Babi: Cara Alami Meredam Para Pelanggar Hukum

Di Indonesia ini, ada dua kelompok yang harus dimaklumi saat melakukan pelanggaran hukum. Satu kelompok harus dimaklumi karena saking kuatnya, sementara kelompok lain meminta hak yang sama karena alasan sebaliknya, saking tidak berdayanya. 

Karena melihat kaum kuat sudah terbiasa meminta pemakluman atas tindakannya sudah biasa, maka saya akan membahas kaum yang mengaku lemah sehingga juga harus mendapatkan perlindungan saat melanggar hukum. Kaum itu bernama petani, pedagang kaki lima, dan kaum papa lainnya. Kaum petani biasanya meminta hal ini saay menggarap lahan yang dikuasai Perhutani.

Di kampung saya, masalah "peminjaman" lahan milik Perhutani yang tadinya hutan pinus oleh warga adalah sesuatu yang biasa. Hanya saja, hal ini menjadi luar biasa saat masa sewa tersebut habis. Meski harus diakui, bahwa warga tidaklah melakukan sewa-menyewa dengan pihak Perhutani secara resmi. Bahkan, tak ada sewa-menyewa sama sekali.

Saat pihak Perhutani hendak menggunakan kembali lahan mereka, sering sekali timbul tarik-menarik antara rasa kemanusiaan dan hak yang beralaskah hukum. Secara moral, tentu saja pihak Perhutani akan terlihat keterlaluan jika memaksa mengambil hak mereka. Hal ini akan mirip dengan yang terjadi saat Pemprov DKI Jakarta yang memaksa para penyerobot tanah di Kampung Pulo sana. Tidak manusiawi bukan?

Karena menggunakan jalur manusia dan masuk akal berlarut-larut, maka ada solusi cerdas dari entah siapa untuk meniadakan potensi konflik antara para penggarap dan Perhutani. Babi! Ya, babi hutan menjadi solusi cerdas tanpa menimbulkan riak-riak ketidakstabilan sosial di kampungku sana. Dengan adanya hewan yang paling sering dimaki ummat Indonesia ini, maka perkara tanah akan dengan sendirinya kembali kepada yang berhak sebab mereka yang tadinya memanfaatkan lahan tak kuat terhadap gangguan binatang ini. Perlu diketahui bahwa babi hutan di kampungku baru beberapa tahun ini marak.

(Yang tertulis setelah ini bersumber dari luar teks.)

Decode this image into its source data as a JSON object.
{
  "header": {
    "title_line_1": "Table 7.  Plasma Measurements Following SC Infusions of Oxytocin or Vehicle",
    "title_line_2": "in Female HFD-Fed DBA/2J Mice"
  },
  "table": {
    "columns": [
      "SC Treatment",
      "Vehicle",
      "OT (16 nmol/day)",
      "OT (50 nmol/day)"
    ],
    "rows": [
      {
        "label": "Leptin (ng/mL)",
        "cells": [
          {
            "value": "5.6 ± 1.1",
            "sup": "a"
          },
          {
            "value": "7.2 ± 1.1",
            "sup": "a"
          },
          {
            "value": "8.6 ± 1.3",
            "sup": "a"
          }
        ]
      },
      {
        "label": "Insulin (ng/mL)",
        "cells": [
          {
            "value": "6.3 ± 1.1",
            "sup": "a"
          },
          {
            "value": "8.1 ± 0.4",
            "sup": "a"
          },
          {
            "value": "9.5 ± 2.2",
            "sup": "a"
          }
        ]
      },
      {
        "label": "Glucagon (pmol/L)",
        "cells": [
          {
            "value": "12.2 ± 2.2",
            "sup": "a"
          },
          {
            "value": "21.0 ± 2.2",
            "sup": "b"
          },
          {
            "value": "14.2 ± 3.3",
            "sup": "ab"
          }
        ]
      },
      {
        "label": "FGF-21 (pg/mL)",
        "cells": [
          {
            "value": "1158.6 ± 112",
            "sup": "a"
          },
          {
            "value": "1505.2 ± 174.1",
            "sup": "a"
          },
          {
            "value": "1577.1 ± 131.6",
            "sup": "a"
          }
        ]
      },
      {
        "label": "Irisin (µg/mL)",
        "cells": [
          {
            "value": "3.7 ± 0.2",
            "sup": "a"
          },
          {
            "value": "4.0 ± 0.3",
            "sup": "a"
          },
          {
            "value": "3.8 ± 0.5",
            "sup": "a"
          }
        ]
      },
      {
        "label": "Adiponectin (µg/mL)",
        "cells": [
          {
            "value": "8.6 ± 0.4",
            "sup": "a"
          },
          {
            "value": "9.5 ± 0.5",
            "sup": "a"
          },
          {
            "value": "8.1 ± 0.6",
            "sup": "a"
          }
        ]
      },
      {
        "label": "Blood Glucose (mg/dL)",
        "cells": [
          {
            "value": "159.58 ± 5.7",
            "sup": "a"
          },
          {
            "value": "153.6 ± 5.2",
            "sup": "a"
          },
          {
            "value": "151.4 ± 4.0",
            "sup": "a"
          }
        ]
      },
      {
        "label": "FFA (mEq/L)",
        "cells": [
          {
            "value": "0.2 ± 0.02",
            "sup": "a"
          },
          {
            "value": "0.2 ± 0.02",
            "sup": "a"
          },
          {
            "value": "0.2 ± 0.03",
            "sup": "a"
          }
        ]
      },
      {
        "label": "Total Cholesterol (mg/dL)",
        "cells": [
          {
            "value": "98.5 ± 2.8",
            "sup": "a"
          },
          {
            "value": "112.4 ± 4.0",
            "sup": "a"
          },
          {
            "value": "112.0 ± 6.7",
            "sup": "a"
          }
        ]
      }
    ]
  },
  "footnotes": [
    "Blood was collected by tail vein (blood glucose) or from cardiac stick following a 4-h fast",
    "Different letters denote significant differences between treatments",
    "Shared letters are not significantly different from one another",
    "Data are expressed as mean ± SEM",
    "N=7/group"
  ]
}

Babi hutan sendiri terkenal sebagai hama yang memiliki daya rusak tinggi pada tanaman warga. Ditambah dengan keharaman yang disandangnya, maka "mengusir" para penggarap tanah Perhutani akan dapat dilakukan dengan mulus. Tidak seperti kiong atau burung, membunuh babi akan menjadi masalah. Selain tidak mungkin dikonsumsi, membuangnya dengan sembarangan akan menimbulkan polusi yang tak kalah mengganggu. Selain itu, membunuh babi memerlukan bantuan hewan yang taka kalah dijauhi kalangan Muslim di kampungku, anjing. 

Jadi, daripada para petani penggarap berjibaku melawan binatang haram jadah babi dengan bantuan anjing, maka mengembalikan tanah garapan akan lebih mudah dilakukan. Ingat, memelihara dan melatih anjing untuk berburu juga bukan hal yang mudah dan murah bukan? Lagi pula, siapa yang tahan dengan sorotan negatif warga sekitar?

Melihat keberhasilan Perhutani sementara ini mengambil hak mereka dari para penggarap dengan menggunakan babi, maka terpikir dalam benak saya apakah bisa mengusir pelanggar hukum yang lebih serius dengan babi. Misalnya saja, memasukkan para gembong narkoba dan koruptor ke kandang babi. 

Tapi, kembali lagi ke paragraf awal di artikel "ngaco" ini, pelanggaran hukum apapun yang dilakukan oleh kaum kuat harus dimaklumi. Maklum!